Da mesi ormai si sente sempre più spesso parlare di dazi, soprattutto a causa dei molti annunci in merito fatti dal presidente degli Stati Uniti Donald Trump. Sono uno strumento che fino a qualche anno fa gli economisti ritenevano superato, la loro efficacia era stata messa in dubbio sia dalla teoria economica, che aveva provato la loro natura distorsiva e controproducente, sia dai benefici di decenni di globalizzazione e libero scambio. I dazi sono un’imposta che si applica sulle merci in arrivo da un Paese straniero. Si esprimono in valore percentuale del prezzo di vendita e di solito ricadono concretamente sull’importatore, che li paga alla dogana del Paese di ingresso.
L’idea di fondo di un dazio è che rendendo relativamente più cara la merce straniera, i consumatori sceglieranno di comprare merce nazionale. Lo scopo degli Stati Uniti infatti, è quello di attirare la produzione sul proprio territorio, dopo decenni in cui i costi più competitivi hanno esteso le catene di approvvigionamento in tutto il mondo.
L’efficacia di un dazio dipende dal tipo di prodotto e dall’interesse che suscita sul mercato: tanto più esso è necessario e desiderato, tanto più i consumatori dovranno o vorranno comprarlo lo stesso, sopportando anche il sovrapprezzo del dazio.
Donald Trump, ha imposto dazi a Canada, Messico e Cina segnando l’inizio di una nuova “guerra commerciale” che potrebbe avere un forte impatto non solo sull’economia dei Paesi coinvolti, ma anche su scala globale. Canada e Messico hanno già annunciato che risponderanno con l’imposizione di propri dazi nei confronti degli Stati Uniti.

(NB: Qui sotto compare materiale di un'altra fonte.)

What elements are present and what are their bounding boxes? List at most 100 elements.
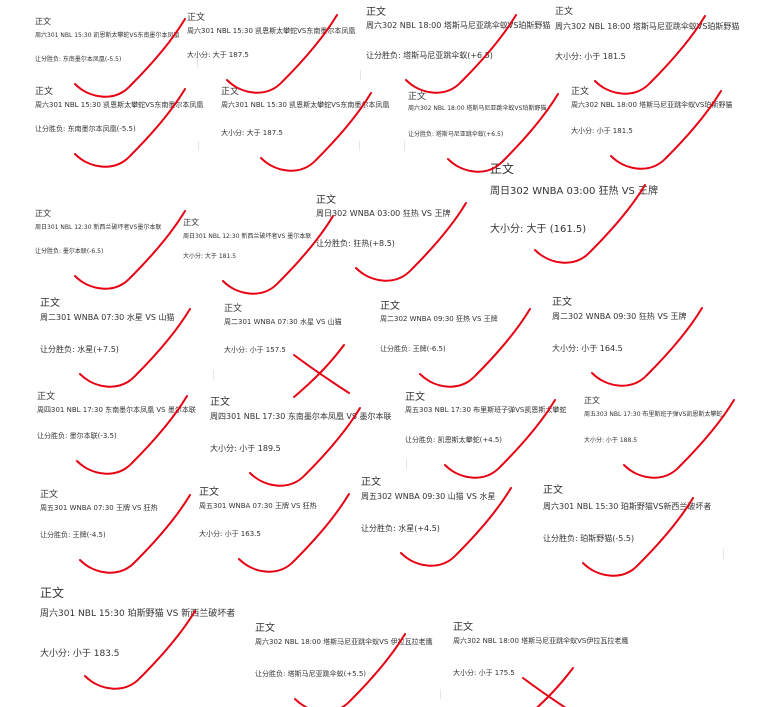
check-mark <box>74 18 186 98</box>
ticket-title: 正文 <box>380 301 400 312</box>
bet-line: 让分胜负: 狂热(+8.5) <box>316 239 395 248</box>
check-mark <box>594 15 706 95</box>
bet-line: 大小分: 大于 187.5 <box>187 51 249 59</box>
separator-tick <box>197 58 198 68</box>
check-stroke <box>76 395 188 475</box>
check-stroke <box>74 210 186 290</box>
separator-tick <box>360 70 361 80</box>
bet-line: 让分胜负: 塔斯马尼亚跳伞蚁(+6.5) <box>366 51 493 60</box>
match-line: 周日302 WNBA 03:00 狂热 VS 王牌 <box>316 209 451 218</box>
check-mark <box>79 308 191 388</box>
ticket-title: 正文 <box>361 477 381 488</box>
match-line: 周五303 NBL 17:30 布里斯班子弹VS凯恩斯太攀蛇 <box>405 406 567 414</box>
check-stroke <box>610 90 722 170</box>
check-mark <box>74 210 186 290</box>
cross-stroke <box>536 667 574 707</box>
ticket-title: 正文 <box>490 162 515 176</box>
check-stroke <box>238 493 350 573</box>
match-line: 周六301 NBL 15:30 凯恩斯太攀蛇VS东南墨尔本凤凰 <box>35 32 180 39</box>
check-mark <box>79 494 191 574</box>
check-stroke <box>260 92 372 172</box>
ticket-title: 正文 <box>224 304 243 314</box>
match-line: 周五301 WNBA 07:30 王牌 VS 狂热 <box>199 502 317 510</box>
bet-line: 让分胜负: 东南墨尔本凤凰(-5.5) <box>35 125 136 133</box>
check-stroke <box>355 202 467 282</box>
bet-line: 让分胜负: 凯恩斯太攀蛇(+4.5) <box>405 436 503 444</box>
cross-stroke <box>293 344 345 398</box>
separator-tick <box>359 141 360 151</box>
check-mark <box>238 493 350 573</box>
check-stroke <box>534 184 646 264</box>
check-mark <box>400 487 512 567</box>
ticket-title: 正文 <box>316 195 336 206</box>
ticket-title: 正文 <box>40 298 60 309</box>
check-stroke <box>444 399 556 479</box>
match-line: 周五301 WNBA 07:30 王牌 VS 狂热 <box>40 504 158 512</box>
check-stroke <box>74 18 186 98</box>
cross-mark <box>522 667 574 707</box>
cross-mark <box>293 344 350 398</box>
check-mark <box>260 92 372 172</box>
ticket-title: 正文 <box>35 17 51 26</box>
check-stroke <box>249 407 361 487</box>
separator-tick <box>198 141 199 151</box>
ticket-title: 正文 <box>571 87 590 97</box>
bet-line: 大小分: 小于 164.5 <box>552 344 623 353</box>
cross-stroke <box>522 677 567 707</box>
check-mark <box>405 14 517 94</box>
bet-line: 大小分: 小于 189.5 <box>210 444 281 453</box>
bet-line: 让分胜负: 墨尔本联(-6.5) <box>35 248 104 255</box>
check-mark <box>249 407 361 487</box>
match-line: 周四301 NBL 17:30 东南墨尔本凤凰 VS 墨尔本联 <box>210 412 392 421</box>
check-stroke <box>447 93 559 173</box>
bet-line: 大小分: 大于 181.5 <box>183 253 237 260</box>
match-line: 周日301 NBL 12:30 新西兰破坏者VS墨尔本联 <box>35 224 162 231</box>
check-stroke <box>419 308 531 388</box>
ticket-title: 正文 <box>408 92 427 102</box>
ticket-title: 正文 <box>255 623 275 634</box>
check-stroke <box>591 307 703 387</box>
bet-line: 让分胜负: 珀斯野猫(-5.5) <box>543 534 635 543</box>
ticket-title: 正文 <box>35 209 51 218</box>
bet-line: 大小分: 小于 183.5 <box>40 649 120 659</box>
bet-line: 大小分: 大于 (161.5) <box>490 224 587 235</box>
bet-line: 让分胜负: 东南墨尔本凤凰(-5.5) <box>35 56 122 63</box>
ticket-title: 正文 <box>210 397 230 408</box>
ticket-title: 正文 <box>40 490 59 500</box>
bet-line: 让分胜负: 塔斯马尼亚跳伞蚁(+6.5) <box>408 131 504 138</box>
bet-line: 让分胜负: 水星(+4.5) <box>361 524 440 533</box>
match-line: 周四301 NBL 17:30 东南墨尔本凤凰 VS 墨尔本联 <box>37 406 196 414</box>
separator-tick <box>440 689 441 699</box>
check-stroke <box>594 15 706 95</box>
check-stroke <box>84 610 196 690</box>
check-stroke <box>582 497 694 577</box>
separator-tick <box>406 459 407 469</box>
ticket-title: 正文 <box>366 7 386 18</box>
check-stroke <box>222 215 334 295</box>
check-mark <box>582 497 694 577</box>
ticket-title: 正文 <box>555 7 574 17</box>
check-mark <box>355 202 467 282</box>
ticket-title: 正文 <box>453 622 473 633</box>
ticket-title: 正文 <box>37 392 56 402</box>
check-stroke <box>294 633 406 707</box>
ticket-title: 正文 <box>552 297 572 308</box>
bet-line: 让分胜负: 王牌(-4.5) <box>40 531 106 539</box>
bet-line: 大小分: 大于 187.5 <box>221 129 283 137</box>
match-line: 周六302 NBL 18:00 塔斯马尼亚跳伞蚁VS珀斯野猫 <box>555 22 740 31</box>
match-line: 周六302 NBL 18:00 塔斯马尼亚跳伞蚁VS珀斯野猫 <box>571 101 733 109</box>
check-mark <box>74 88 186 168</box>
match-line: 周二301 WNBA 07:30 水星 VS 山猫 <box>40 313 175 322</box>
check-mark <box>447 93 559 173</box>
match-line: 周六302 NBL 18:00 塔斯马尼亚跳伞蚁VS珀斯野猫 <box>366 21 551 30</box>
check-mark <box>226 14 338 94</box>
check-mark <box>610 90 722 170</box>
ticket-title: 正文 <box>221 87 240 97</box>
check-mark <box>76 395 188 475</box>
cross-stroke <box>293 354 350 394</box>
bet-line: 大小分: 小于 157.5 <box>224 346 286 354</box>
check-stroke <box>74 88 186 168</box>
match-line: 周五303 NBL 17:30 布里斯班子弹VS凯恩斯太攀蛇 <box>584 411 723 418</box>
bet-line: 大小分: 小于 188.5 <box>584 437 638 444</box>
match-line: 周六301 NBL 15:30 凯恩斯太攀蛇VS东南墨尔本凤凰 <box>221 101 390 109</box>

Trump ha imposto i dazi con la firma di tre ordini esecutivi: due fissano imposte al 25 % sulll’importazione di tutti i beni provenienti da Canada e Messico, mentre un altro indica dazi al 10% per la Cina. Nell’ordine esecutivo che riguarda il Canada è stata introdotta un’eccezione con dazi al 10% sul settore energetico e in particolare su alcune tipologie di idrocarburi, che servono agli Stati Uniti per miscelarli con i propri per la produzione dei carburanti.
Justin Trudeau, il primo ministro canadese ha risposto alla decisione di Trump annunciando a sua volta dazi al 25% nei confronti di molti prodotti statunitensi.
In un discorso alla nazione, Trudeau ha detto che non avrebbe voluto trovarsi in una situazione di questo tipo e ha ricordato che la guerra commerciale voluta da Trump sarà un danno per tutti, compresi gli Stati Uniti.
Una risposta è stata data anche dalla presidente del Messico, Sheinbaum, la quale ha comunicato che nei prossimi giorni saranno introdotti dazi nei confronti dei prodotti statunitensi, ma non ha fornito molti dettagli.
Anche la Cina ha replicato tramite il ministro dell’economia, il quale ha riferito che farà ricorso contro la decisione di Trump all’Organizzazione mondiale del commercio (WTO, nell’acronimo in inglese) I dazi imposti da Trump sono tra i più alti nella storia recente nei confronti di Paesi che fanno regolarmente affari con gli Stati Uniti. Un terzo di tutti i beni importati dall’estero negli Stati Uniti proviene da Canada, Messico e Cina, in particolare i prodotti dei settori dell’auto, dei farmaci e dell’elettronica.
Anche per l’Italia l’introduzione di nuovi dazi al 25% sulle vendite agroalimentari Made in Italy negli States potrebbe comportare per i consumatori americani un sovraccarico fino a 2 miliardi di euro. Inoltre ,nelle aziende italiane, la guerra tariffaria potrebbe ripercuotersi sull’occupazione, con una riduzione di oltre sessantamila posti di lavoro ogni anno.
Donald Trump ha insistito sul fatto che questi dazi non aumenteranno i prezzi per i consumatori americani e che se qualcuno ne pagherà il costo, saranno i Paesi stranieri.
I dazi imposti da Donald Trump hanno quindi avuto un impatto forte sia sull’economia americana che sui rapporti con altri Paesi. L’obiettivo era proteggere le aziende e i lavoratori statunitensi, ma le conseguenze sono state molto più complesse del previsto: aumenti dei prezzi, tensioni commerciali e reazioni da parte di altri governi.
È difficile dire se sia stata una scelta giusta o sbagliata, ma sicuramente ha sconvolto gli equilibri del commercio internazionale. E forse, anche il modo in cui gli Stati Uniti si muoveranno in futuro.